With consistent results regarding neck tension, and have had SCREAMER
GROUPS with great longevity with my brass. Remember NEVER too HOT
IS THE KEY!!!!!!!!!!!!! With practice this process will fly by, and you will
be able to get good results. Attention to detail to the key!!! No need
for Paralysis by Annalise!!!

Harley Dave Bowles:cool:

02-15-2008, 10:11 PM

Are you sayin you're rolling the hot case on the dry side of the foil? Hmm, pretty cool. Does the foil sweat after a while and give you just a little bit of moisture to help move the heat? Or is that not really needed?

I roll mine on a sponge that sits in a saucer with a puddle of water around it and I keep the necks so they are over the edge of the sponge, that way no water spatters in as it sizzles. For the annealing I've built a programmable gizmo that's controlled by a microprocessor for doing mine so I guess yes, I qualify for the parallasis by analysis award!

J. Pendergraft
02-15-2008, 10:29 PM
If you want a fair amount of neck tension then you definitely can ruin cases by overheating. Overheating will make the brass dead soft and you will not be able to obtain much neck tension regardless of what size neck bushing you use during sizing. I have known too many folks that have been there and done that and then wonder why they can't get any neck tension even when using bushings .005-.006" under finished loaded round neck diameter. If you don't want much neck tension then have at it. I don't think you will ever have to anneal again. It's my understanding once you get it too hot and dead soft it will not get hard again no matter how much you work it.

02-15-2008, 11:00 PM

I don't understand how so many guys so far in this thread, are of this opinion about the brass never getting hard again after overheating. I've never seen that happen. In fact, I'd almost say that the times where I've gotten the brass the hottest, you know, where the brass was so hot it began to scale. When I did that, yes, it was really soft at first, but I thought it hardened up faster than it did with what I'm going to call a proper annealing temp, which is still higher than some folks here advocate. It hardened so fast in fact that I would have to change my case prep sequence from, anneal, resize, expand, load to resize, anneal, expand, load. If I did the resize / expand after the anneal, I had more neck tension than I wanted.
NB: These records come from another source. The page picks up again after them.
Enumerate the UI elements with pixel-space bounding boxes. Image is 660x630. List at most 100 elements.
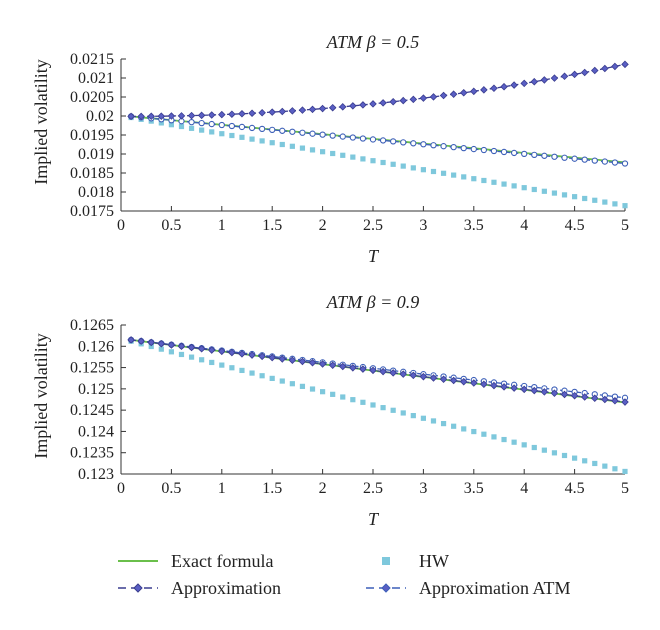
x-tick-label: 0.5 — [161, 217, 181, 234]
approximation-atm-point — [621, 160, 629, 167]
legend-label: Approximation — [171, 578, 281, 598]
y-tick-label: 0.1235 — [70, 445, 114, 462]
x-tick-label: 4.5 — [565, 217, 585, 234]
x-axis-label: T — [368, 509, 380, 529]
x-tick-label: 2.5 — [363, 480, 383, 497]
hw-point — [239, 134, 245, 140]
hw-point — [430, 418, 437, 424]
hw-point — [279, 141, 285, 148]
hw-point — [541, 447, 547, 453]
x-tick-label: 3 — [419, 217, 427, 234]
approximation-point — [288, 356, 297, 364]
hw-point — [158, 346, 164, 352]
hw-point — [350, 397, 356, 403]
approximation-point — [328, 103, 337, 112]
approximation-point — [258, 108, 266, 117]
hw-point — [501, 181, 507, 187]
legend-swatch-approximation-marker — [133, 583, 143, 593]
hw-point — [249, 370, 255, 376]
approximation-point — [137, 112, 145, 121]
approximation-point — [197, 345, 206, 353]
approximation-point — [611, 62, 619, 71]
approximation-point — [470, 87, 478, 96]
hw-point — [420, 415, 426, 421]
approximation-atm-point — [238, 123, 246, 131]
approximation-point — [520, 385, 528, 394]
approximation-point — [530, 77, 539, 86]
y-tick-label: 0.123 — [78, 466, 114, 483]
hw-point — [551, 450, 558, 456]
x-axis-label: T — [368, 246, 380, 266]
approximation-atm-point — [470, 145, 477, 153]
approximation-atm-point — [420, 141, 427, 148]
approximation-point — [520, 79, 528, 88]
approximation-point — [369, 100, 377, 108]
approximation-atm-point — [531, 151, 538, 158]
approximation-point — [601, 64, 609, 73]
legend-swatch-hw — [382, 557, 390, 565]
hw-point — [269, 140, 275, 146]
x-ticks: 0 0.5 1 1.5 2 2.5 3 3.5 4 4.5 5 — [117, 469, 629, 497]
hw-point — [511, 183, 517, 189]
approximation-point — [490, 84, 498, 93]
hw-point — [612, 466, 618, 472]
x-tick-label: 2 — [319, 217, 327, 234]
approximation-point — [510, 81, 518, 89]
approximation-point — [550, 74, 559, 82]
hw-point — [259, 138, 265, 144]
approximation-point — [379, 99, 387, 107]
hw-point — [289, 143, 295, 149]
approximation-point — [177, 112, 186, 120]
hw-point — [551, 190, 558, 196]
hw-point — [561, 452, 568, 459]
y-tick-label: 0.125 — [78, 381, 114, 398]
hw-point — [360, 156, 366, 162]
approximation-point — [207, 346, 216, 354]
x-tick-label: 4 — [520, 217, 528, 234]
approximation-point — [127, 336, 135, 344]
chart-panel-beta-05: ATM β = 0.5 Implied volatility T 0 0.5 1 1.… — [31, 32, 629, 266]
hw-point — [229, 132, 235, 139]
hw-point — [572, 194, 578, 200]
hw-point — [511, 439, 517, 445]
approximation-atm-point — [440, 143, 447, 150]
y-tick-label: 0.021 — [78, 70, 114, 87]
y-axis-label: Implied volatility — [31, 333, 51, 458]
approximation-point — [429, 374, 438, 382]
approximation-point — [187, 343, 196, 352]
hw-point — [430, 168, 437, 175]
approximation-point — [308, 358, 317, 367]
approximation-point — [268, 353, 276, 362]
x-tick-label: 1 — [218, 480, 226, 497]
hw-point — [309, 147, 316, 153]
approximation-point — [601, 395, 609, 404]
approximation-point — [177, 342, 186, 351]
hw-point — [380, 159, 386, 166]
approximation-point — [590, 66, 599, 75]
y-tick-label: 0.0195 — [70, 127, 114, 144]
hw-point — [400, 410, 406, 416]
approximation-atm-point — [309, 130, 316, 137]
approximation-point — [570, 70, 579, 79]
approximation-point — [369, 366, 377, 375]
approximation-point — [500, 383, 508, 391]
hw-point — [612, 201, 618, 207]
legend-item-hw: HW — [382, 551, 449, 571]
approximation-point — [399, 96, 408, 105]
hw-point — [400, 163, 406, 169]
hw-point — [209, 359, 215, 366]
hw-point — [360, 399, 366, 405]
approximation-point — [349, 364, 357, 372]
x-tick-label: 3 — [419, 480, 427, 497]
approximation-point — [298, 357, 307, 366]
approximation-point — [157, 112, 166, 120]
hw-point — [451, 172, 457, 178]
hw-point — [309, 386, 316, 392]
approximation-point — [207, 111, 216, 119]
approximation-point — [590, 394, 599, 403]
approximation-point — [147, 112, 156, 121]
approximation-point — [127, 112, 135, 121]
approximation-point — [288, 107, 297, 115]
legend-item-approximation-atm: Approximation ATM — [366, 578, 571, 598]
As I sit here and think of why my situation might be different, it's probably because I run more neck clearance than anybody I know. I work the brass about a mile all the time and perhaps that has something to do with it. Years ago I did some tests on brass and learned a lot about what to expect with various methods of annealing. But I never saw this. Boy, if I can get these necks so soft that they never get hard again, I might be get'n my cut'n torch out this weekend. Especially if I could convince the shoulders to stay that way. :D

02-16-2008, 05:54 AM
amen 4 mesh

02-16-2008, 05:55 AM
I wish my brass would stay soft at the neck and shoulder forever!!!!!!!!!!

02-19-2008, 05:57 PM
In the Honaday annealing kit you have paste that melts at 475 applied .25 down on the body. They think that is about right to get the neck annealed and I hope that they tested it before putting it on the market.